Compartmentalizing, What is it?
Ok, compartmentalizing is to separate into different compartments, we know that. We have different compartments for all kinds of stuff, tools, clothing, shoes, files, medication and food. Our homes are one huge compartment, made up of different compartments like the kitchen, living room, dining room, bedroom and bathroom. We house people in other compartments called apartments or condos. In fact, aren’t towns, cities, countries and continents just compartments for people, their values and ideologies? We just enjoy organization, our minds seem to need it and after all, it’ s just good Feng Shui, isn’t it?
In the context of leadership, I first came across the term during my training as a coach at Adler International Learning back in April of 2009. At the time, I, like most business leaders, thought the ability to focus on work, my leadership skills and my physical fitness (I would get up each weekday morning at 4:00 am to go to the gym) while the rest of my life may or may not be in a great state was all I need to ensure success in business.
It didn’t matter if the business was profitable and we were busy or just getting by and experiencing a lull, I was going to stay focused on my work, leadership and physical fitness, everything else and everyone else was a lower priority. I was proud of the fact that I was following my personal mantra that I learned during my youthful days playing sports “when things get tough, the tough get going.” This was one mantra I kept close to my leadership psyche; I was a great compartmentalizer!

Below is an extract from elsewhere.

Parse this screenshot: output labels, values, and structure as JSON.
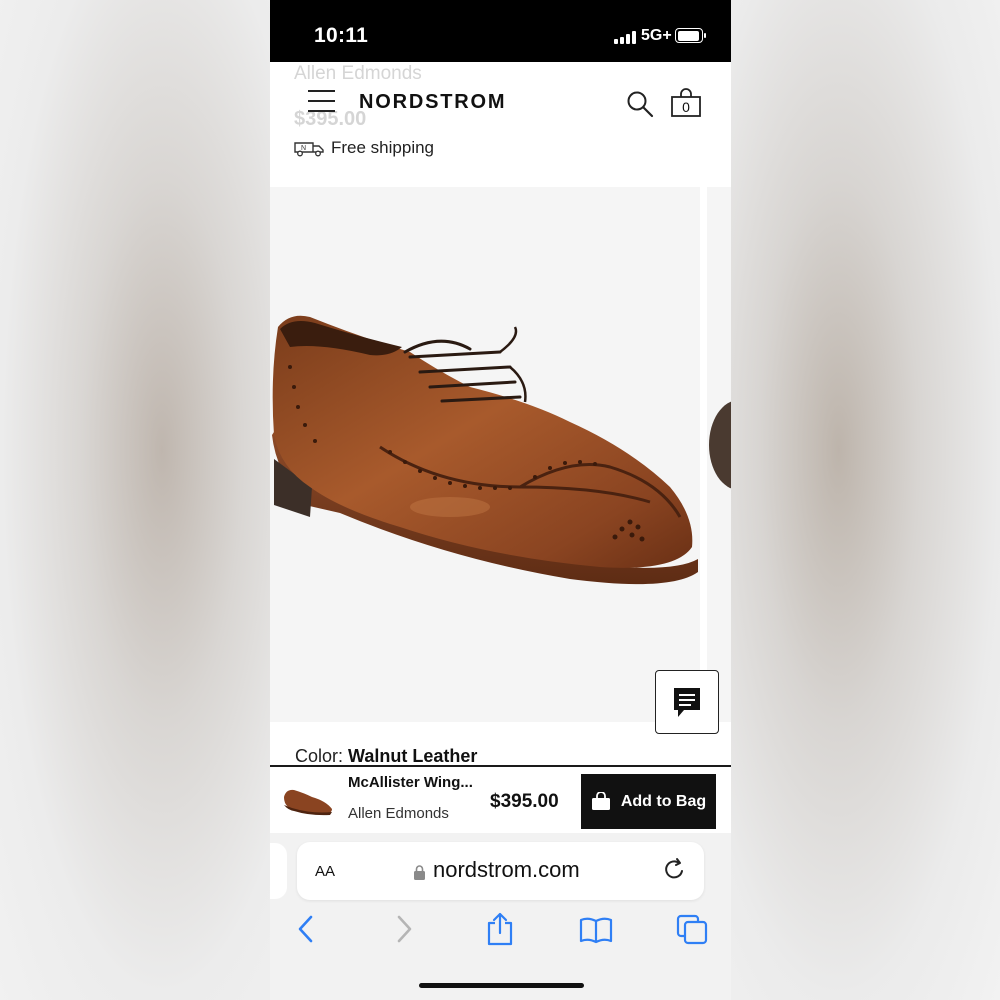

Why that may not be such a good thing?
At Adler, two of the Nine Guiding Principles of coaching human beings (which I was at the time) that specifically supports our development as leaders and our ability to relate to others states that a) we are an interrelated whole consisting of many different aspects: mind, body and spirit; thinking, feeling and imagination, and b) we are embedded in a multifaceted life, and we form part of many different systems and relationships. In other words, we need to integrate or incorporate our different compartments and be mindful that we are always part of a bigger system, that these so-called ‘compartments’ that we create in our minds do indeed interact with others whether they exist or not.
And another kick in the pants, apparently this is for the most part a “male thing” (which I was at the time, still am) and women do not have this idea prancing in their heads. You could say it goes back to our hunter/gatherer roots when men needed to be focused on one thing “kill this moving, clever thing called dinner” and forget the nourishing fruits, nuts, seeds and vegetables. So, needless to say, my first week at coaching school began my transformation as a leader and more importantly, in understanding what being human was all about. An eye-opening period of perpetuating self-examination where I began to question my trusted mantra and what it was making me into or just as importantly, what it wasn’t.

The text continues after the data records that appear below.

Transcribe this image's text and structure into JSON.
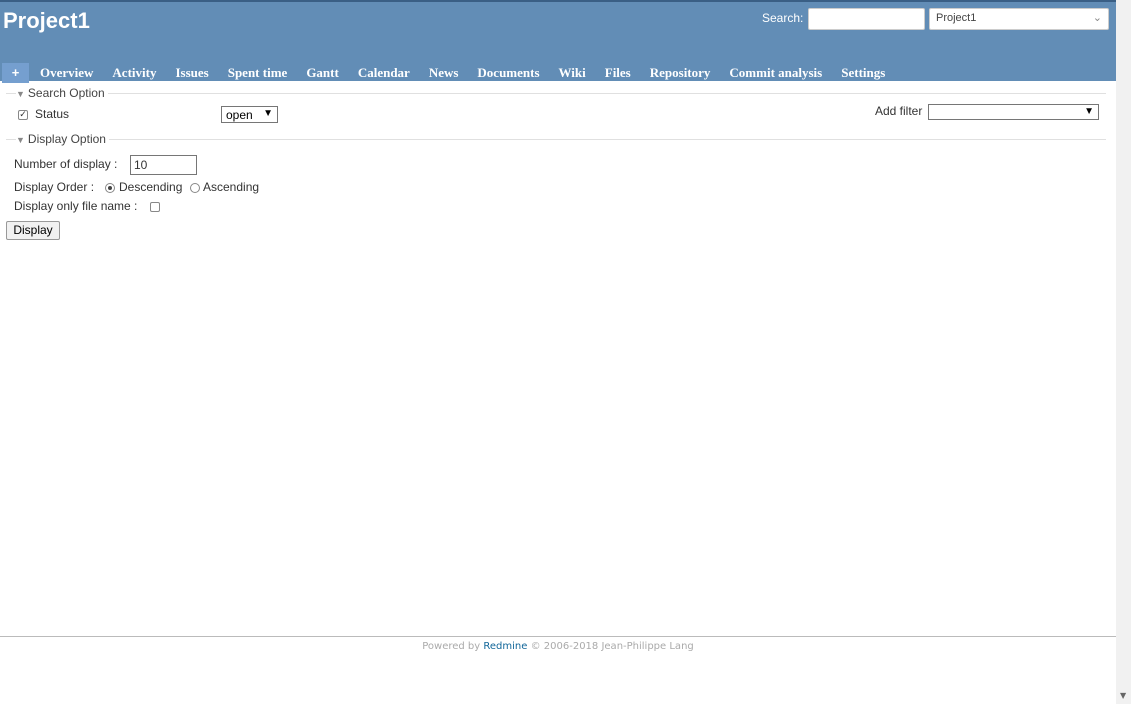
{
  "header": {
    "title": "Project1",
    "search_label": "Search:",
    "search_value": "",
    "project_select": "Project1"
  },
  "menu": {
    "plus": "+",
    "items": [
      "Overview",
      "Activity",
      "Issues",
      "Spent time",
      "Gantt",
      "Calendar",
      "News",
      "Documents",
      "Wiki",
      "Files",
      "Repository",
      "Commit analysis",
      "Settings"
    ]
  },
  "search_option": {
    "legend": "Search Option",
    "status_label": "Status",
    "status_checked": true,
    "status_value": "open",
    "add_filter_label": "Add filter",
    "add_filter_value": ""
  },
  "display_option": {
    "legend": "Display Option",
    "number_label": "Number of display :",
    "number_value": "10",
    "order_label": "Display Order :",
    "order_desc": "Descending",
    "order_asc": "Ascending",
    "order_selected": "Descending",
    "file_only_label": "Display only file name :",
    "file_only_checked": false
  },
  "display_button": "Display",
  "footer": {
    "powered_by": "Powered by",
    "link": "Redmine",
    "copyright": "© 2006-2018 Jean-Philippe Lang"
  },
  "colors": {
    "header_bg": "#628db6",
    "menu_plus_bg": "#759fcf",
    "link": "#116699"
  }
}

Simply put, my compartmentalizing was killing my spirit, I wasn’t much fun to be around and secondly; I had this sense of being separate from others and the world around me. Looking back on it now, two of my strengths as a coach, my ability to relate and empathise were being choked off, nearly non-existent. I can only imagine what it would have been like to have me as a leader, friend and most importantly, a life partner.
So you’re asking, if compartmentalizing is not good for leadership, then what strategy do you replace it with? Good question!
To be continued!
Remember, I always invite your valued comments.
And to my friends south of the border, have a great 4th of July!
We become what we think about!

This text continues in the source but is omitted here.